Dunbar Center making move
The Paul Laurence Dunbar Community Center will move to a new building as part of an effort to get back on its financial feet.
It is moving from its current building at the corner of Hansen Avenue and Fairground Hill Road to the Net Outreach building at 100 Center Ave. It has been in its current building for 35 to 40 years.
“It’s getting the agency back to a very stable point,” said Heather Dovenspike, center executive director.
Dovenspike said this year the center lost funding from the United Way of Butler County and from Butler County Community Action. It also temporarily lost money from the state and the U.S. Department of Agriculture due to a glitch.
This led to the furlough of the center’s staff.
Before this happened, the center had three full-time employees and 12 part-time employees. Currently, only two people work for the center, and they are considered volunteers, not employees. This includes Dovenspike.
The loss of funding also led to the delay of the center’s after school programs at Broad Street and Center Avenue elementary schools.
In May, Dovenspike talked with the Butler Collaborative for Families, which is a group that helps nonprofits.
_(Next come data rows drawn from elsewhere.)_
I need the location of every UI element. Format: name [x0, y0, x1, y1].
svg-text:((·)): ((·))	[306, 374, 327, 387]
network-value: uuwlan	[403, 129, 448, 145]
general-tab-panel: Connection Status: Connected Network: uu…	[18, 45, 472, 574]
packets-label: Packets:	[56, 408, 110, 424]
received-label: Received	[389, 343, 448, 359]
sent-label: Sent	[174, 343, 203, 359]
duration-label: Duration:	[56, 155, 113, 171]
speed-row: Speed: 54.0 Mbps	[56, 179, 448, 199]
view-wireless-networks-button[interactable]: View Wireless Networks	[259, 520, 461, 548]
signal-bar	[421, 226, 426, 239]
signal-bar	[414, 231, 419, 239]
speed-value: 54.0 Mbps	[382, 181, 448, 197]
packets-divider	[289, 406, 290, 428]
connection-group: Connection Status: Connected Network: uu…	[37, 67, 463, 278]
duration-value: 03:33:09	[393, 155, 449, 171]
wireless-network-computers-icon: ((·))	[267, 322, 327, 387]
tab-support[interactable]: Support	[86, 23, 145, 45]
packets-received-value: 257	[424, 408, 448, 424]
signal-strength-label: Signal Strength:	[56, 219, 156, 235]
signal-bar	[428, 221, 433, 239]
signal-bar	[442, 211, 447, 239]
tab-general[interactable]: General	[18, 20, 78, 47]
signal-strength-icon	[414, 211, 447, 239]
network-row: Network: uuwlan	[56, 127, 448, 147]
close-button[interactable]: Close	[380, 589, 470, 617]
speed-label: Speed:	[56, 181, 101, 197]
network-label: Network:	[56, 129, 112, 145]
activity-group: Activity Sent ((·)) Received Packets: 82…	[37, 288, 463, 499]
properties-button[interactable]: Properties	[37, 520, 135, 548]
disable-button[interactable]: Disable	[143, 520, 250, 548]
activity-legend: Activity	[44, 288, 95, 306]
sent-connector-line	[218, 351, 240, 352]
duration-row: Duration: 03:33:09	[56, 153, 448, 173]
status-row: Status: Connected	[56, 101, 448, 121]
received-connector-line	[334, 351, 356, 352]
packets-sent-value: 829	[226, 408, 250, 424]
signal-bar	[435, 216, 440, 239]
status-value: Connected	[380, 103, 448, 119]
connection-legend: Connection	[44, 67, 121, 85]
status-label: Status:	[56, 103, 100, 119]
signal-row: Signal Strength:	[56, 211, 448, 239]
That group is helping the center restructure its board of directors and working to get it more funding and support.
Bill Halle, CEO of the Grace Youth and Family Foundation, which operates the Net Outreach building, and is a past co-chair of the Butler Collaborative for Families, said Dunbar has worked with Grace Youth on programs in the past, so working with Grace Youth now made sense.
“I think it’s a good fit for us,” Halle said. “Obviously, we were happy to help.”
Halle said Grace Youth will not charge Dunbar rent for now, allowing it to first get in a better financial position.
Dovenspike said most of the current programs that the center offers are not done in the building, so the move is not inconveniencing any of them.
“It was an easy transition,” Dovenspike said.
Although the center will be sharing a building, Dovenspike said it will have more space at the new building.
“It’s a safer, more useful space,” Dovenspike said.
She hopes Dunbar will be fully moved in by the end of November.
The center’s current building is under contract for sale. Dovenspike would not say who was looking to buy it or reveal a price. Those funds will help improve the center’s financial position.
Additionally, on Thursday the center received a $1,500 donation from the Butler County Association of Realtors.
Dovenspike said the center was able to have its summer programs this year. The after school programs will return Jan. 1.